Torsion often occurs with the ovary and tube together (see image above). Around 50% of torsions are associated with a palpable adnexal mass at surgery. If a mass is present, then a dermoid cyst (mature cystic teratoma) is the most common aetiology (3.5–10% of dermoid cysts undergo torsion) (Sorinola et al, 2002).
It is postulated that torsion occurs where there is an unusually long ovarian pedicle with a moderately large cyst. The idea that torsion occurs more frequently in pregnancy is not supported by literature. Once torsion has occurred, there is disruption of venous return, but arterial supply is largely maintained. The risk of recurrent torsion is 10% (Righi et al, 1995). Two percent of torsion involves ovarian malignancies (Sorinola et al, 2002).

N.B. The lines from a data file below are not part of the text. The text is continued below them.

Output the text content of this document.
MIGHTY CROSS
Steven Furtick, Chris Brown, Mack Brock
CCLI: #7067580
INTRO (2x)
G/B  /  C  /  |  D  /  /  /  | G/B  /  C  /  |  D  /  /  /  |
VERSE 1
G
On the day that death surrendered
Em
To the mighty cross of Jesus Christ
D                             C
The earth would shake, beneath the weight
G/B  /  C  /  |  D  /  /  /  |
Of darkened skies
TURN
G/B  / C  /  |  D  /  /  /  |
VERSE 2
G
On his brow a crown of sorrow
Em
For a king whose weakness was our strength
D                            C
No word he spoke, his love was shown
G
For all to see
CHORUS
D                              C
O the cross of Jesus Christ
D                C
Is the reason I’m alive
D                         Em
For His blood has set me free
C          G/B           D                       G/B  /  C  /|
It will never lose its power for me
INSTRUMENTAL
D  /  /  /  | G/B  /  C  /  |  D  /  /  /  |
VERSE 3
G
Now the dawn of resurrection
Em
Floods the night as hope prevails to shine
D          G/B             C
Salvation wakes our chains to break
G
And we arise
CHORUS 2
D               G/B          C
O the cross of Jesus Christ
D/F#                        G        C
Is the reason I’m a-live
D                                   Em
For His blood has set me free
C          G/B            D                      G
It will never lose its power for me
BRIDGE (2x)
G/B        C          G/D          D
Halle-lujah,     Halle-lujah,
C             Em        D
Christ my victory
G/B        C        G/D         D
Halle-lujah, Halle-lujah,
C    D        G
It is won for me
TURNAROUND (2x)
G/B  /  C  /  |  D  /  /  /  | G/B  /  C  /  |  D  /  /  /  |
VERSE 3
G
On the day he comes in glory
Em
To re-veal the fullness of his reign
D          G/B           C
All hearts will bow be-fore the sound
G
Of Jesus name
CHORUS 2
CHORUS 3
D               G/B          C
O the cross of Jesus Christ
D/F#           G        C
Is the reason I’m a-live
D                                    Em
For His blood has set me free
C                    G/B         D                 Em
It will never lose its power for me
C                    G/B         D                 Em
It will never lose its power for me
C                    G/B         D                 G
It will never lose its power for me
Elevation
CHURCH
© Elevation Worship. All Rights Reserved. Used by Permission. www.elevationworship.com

Pain due to ovarian torsion is moderate to severe and of sudden onset. In addition to abdominal pain, ovarian torsion is associated with nausea and vomiting. Vaginal bleeding may be present.
Presence of an adnexial mass ≥5 cm in diameter is a risk factor for torsion. Torted ovaries are more likely to be benign than malignant, in pre-menopausal women with the reverse true in postmenopausal women. Ovulation induction is associated with torsion in <10% cases. Women with adnexal torsion may be systemically unwell with peripheral vasoconstriction, tachypnoea, decreased oxygen saturations and evidence of a metabolic acidosis on arterial blood gas analysis.